In the introduction section, it is clearly described.
page 11, line 252 "... from hippocampal SC-CA1 pyramidal neurons" There are no "SC-CA1 pyramidal neurons". Please fix.
Fixed.
page 12, line 285 "In acute slices optimized to physiological conditions" The conditions are optimized, not the slices. Please fix.
Fixed.
page 14, line 323 same as above
Fixed.
page 14, line 330 LTP at SC-CA1 synapses is postsynaptic. Please clarify.
Rephrased
page 16, line 381 "had a series resistance of 3-4 MOhm" versus
page 17, line 408 "The patch pipettes had a series resistance of 5-15 MOhm (less than 10 MOhm in most cells)" 3-4 is perhaps pipette resistance while 5-15 is perhaps series resistance?
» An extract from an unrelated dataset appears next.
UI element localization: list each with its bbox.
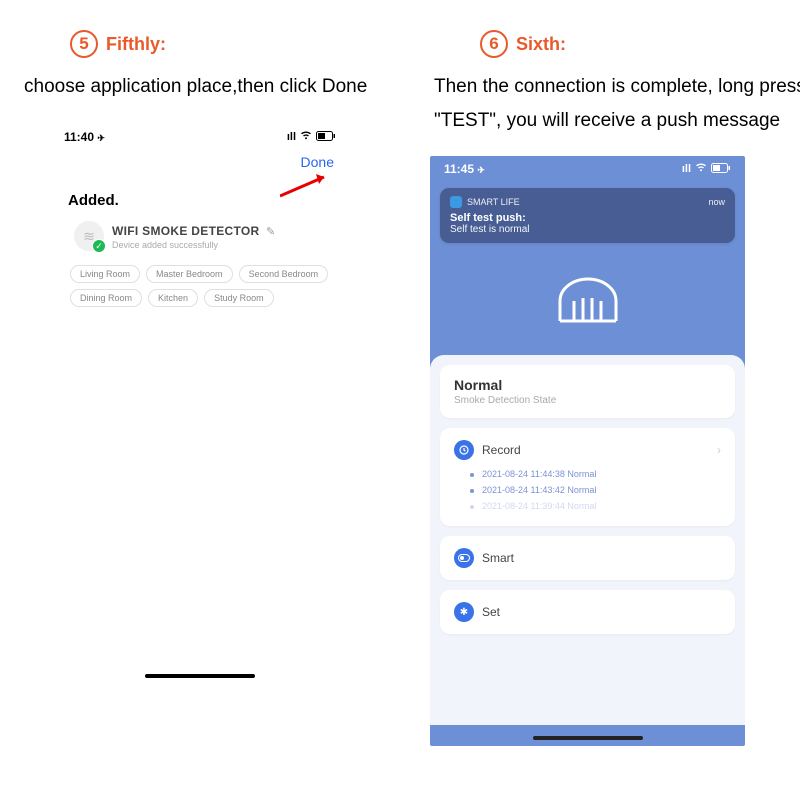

Please clarify.
Fixed.
page 17, line 398 "Cm traces were averaged at every 10 ms (for 10 Hz train stimulation) or 20 ms (for 5 ms single or 1 Hz train stimulation)." Do you mean to say that Cm traces were smoothed with a moving average using a window size of 10 or 20 ms duration? Please clarify.
Rephrased to clarify better.
page 18, "All values are given as mean {plus minus} SEM and significance of difference was evaluated by Student's unpaired t-test, unless otherwise noted." Please check. You cannot simply use repeated t-tests for multiple comparisons. Either a proper multiple comparison test should be used or a Bonferroni correction or similar multiple-comparison correction needs to be applied.
All statistical analysis are updated using one-way ANOVA and t-test, with Bonferroni-Holm method of p level correction and one analysis is rectified in Fig 1 and 3, with no change in major conclusions.